Beautifully crafted as the film is, it falls into a trap of predictability, hitting a handful of coming-of-age clichés on the head: a quirky protagonist (with an eclectic bedroom) gets cabin fever, ditches her best friend for the cool kids, shuffles through boyfriends, falls out of love with the secretly obnoxious and disappointing bad boy, applies to colleges in a frenzy and moves into her dorm with a final “moving out, moving on” sequence. Gerwig executes these clichés well, adding to them subtle wit and a touch of melancholy. Piled on top of one another, though, these clichés gave me the impression that I had seen “Lady Bird” before.

The script revolves around Lady Bird herself, and though this is true to the coming-of-age genre, it is unfitting given what we know about Lady Bird. We see that her entire character is based on how she engages with others; because the story sticks so closely to Lady Bird’s perspective, we miss out on the deeper stories of other characters who are instrumental in building her life and personality. We learn that her father has depression, but the topic quickly fades away. Her brother Miguel is handed a major conflict — taking his father’s job — but we learn almost nothing more about this.

Gerwig offers us heartfelt characters who feel real and go through difficult things, yet we don’t get to know enough about them because we’re too busy running around with Lady Bird. The story Gerwig sets up implies that Lady Bird’s journey is fueled by people who love her, challenge her and push her onwards — the script, unfortunately, fails to deliver this dynamic to its fullest potential.

“Lady Bird” also falls subject to a larger problem in Hollywood: whiteness. The central cast is largely white with some exceptions, and the rest of the cast is sprinkled with actors of color who are given non-speaking roles. Though this problem may not be intentional on the casting director’s part, it feeds into a singular vision of life and of growing up through white eyes. This is harmful as it makes the coming-of-age story appear less universal than it really is. “Lady Bird” would benefit from including a more diverse speaking cast because it would do a better job of speaking the truth it wants to convey — a truth about the universal struggles of family and growing up.

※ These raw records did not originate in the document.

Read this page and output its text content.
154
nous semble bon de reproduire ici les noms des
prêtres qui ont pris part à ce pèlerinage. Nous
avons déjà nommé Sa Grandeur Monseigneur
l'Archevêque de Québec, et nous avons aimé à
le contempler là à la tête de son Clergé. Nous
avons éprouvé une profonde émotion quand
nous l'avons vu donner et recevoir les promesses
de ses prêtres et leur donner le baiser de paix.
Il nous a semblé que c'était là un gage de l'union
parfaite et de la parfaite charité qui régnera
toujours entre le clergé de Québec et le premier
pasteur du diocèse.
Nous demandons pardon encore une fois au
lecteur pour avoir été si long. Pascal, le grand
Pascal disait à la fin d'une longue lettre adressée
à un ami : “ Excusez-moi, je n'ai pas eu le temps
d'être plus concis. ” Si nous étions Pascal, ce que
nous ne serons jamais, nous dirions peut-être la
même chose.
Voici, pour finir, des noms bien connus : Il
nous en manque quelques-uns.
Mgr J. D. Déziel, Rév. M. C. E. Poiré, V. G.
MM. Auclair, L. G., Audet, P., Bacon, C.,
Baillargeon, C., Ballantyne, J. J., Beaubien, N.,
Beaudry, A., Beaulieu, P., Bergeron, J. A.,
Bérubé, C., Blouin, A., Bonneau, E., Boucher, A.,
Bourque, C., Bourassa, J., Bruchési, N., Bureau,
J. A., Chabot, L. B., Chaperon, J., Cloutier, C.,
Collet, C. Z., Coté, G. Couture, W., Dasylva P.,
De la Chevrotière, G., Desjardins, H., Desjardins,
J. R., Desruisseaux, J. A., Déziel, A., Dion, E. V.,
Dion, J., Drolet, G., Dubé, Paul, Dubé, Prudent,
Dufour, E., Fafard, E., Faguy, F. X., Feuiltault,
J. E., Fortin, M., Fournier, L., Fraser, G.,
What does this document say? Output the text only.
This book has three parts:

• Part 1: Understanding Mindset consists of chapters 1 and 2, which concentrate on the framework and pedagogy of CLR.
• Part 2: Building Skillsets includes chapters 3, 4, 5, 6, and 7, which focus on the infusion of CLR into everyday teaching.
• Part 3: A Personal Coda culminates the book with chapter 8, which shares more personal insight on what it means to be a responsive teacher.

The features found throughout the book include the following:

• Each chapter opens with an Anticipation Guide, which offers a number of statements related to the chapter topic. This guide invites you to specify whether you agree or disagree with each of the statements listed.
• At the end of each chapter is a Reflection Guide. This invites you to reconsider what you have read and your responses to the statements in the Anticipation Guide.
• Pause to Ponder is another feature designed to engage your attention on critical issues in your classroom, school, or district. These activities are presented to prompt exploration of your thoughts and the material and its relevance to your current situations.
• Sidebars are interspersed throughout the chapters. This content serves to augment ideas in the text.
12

“Lady Bird” is undoubtedly full of heart, painting real emotions with a tint of theatrics. It shows us a complicated mother-daughter relationship with love at its core and has moments of tenderness which linger and invite us to feel for as long as we need to. Given its shortcomings, it shows that a film can be good and flawed, so long as audiences and other filmmakers are able to recognize those flaws and learn from them.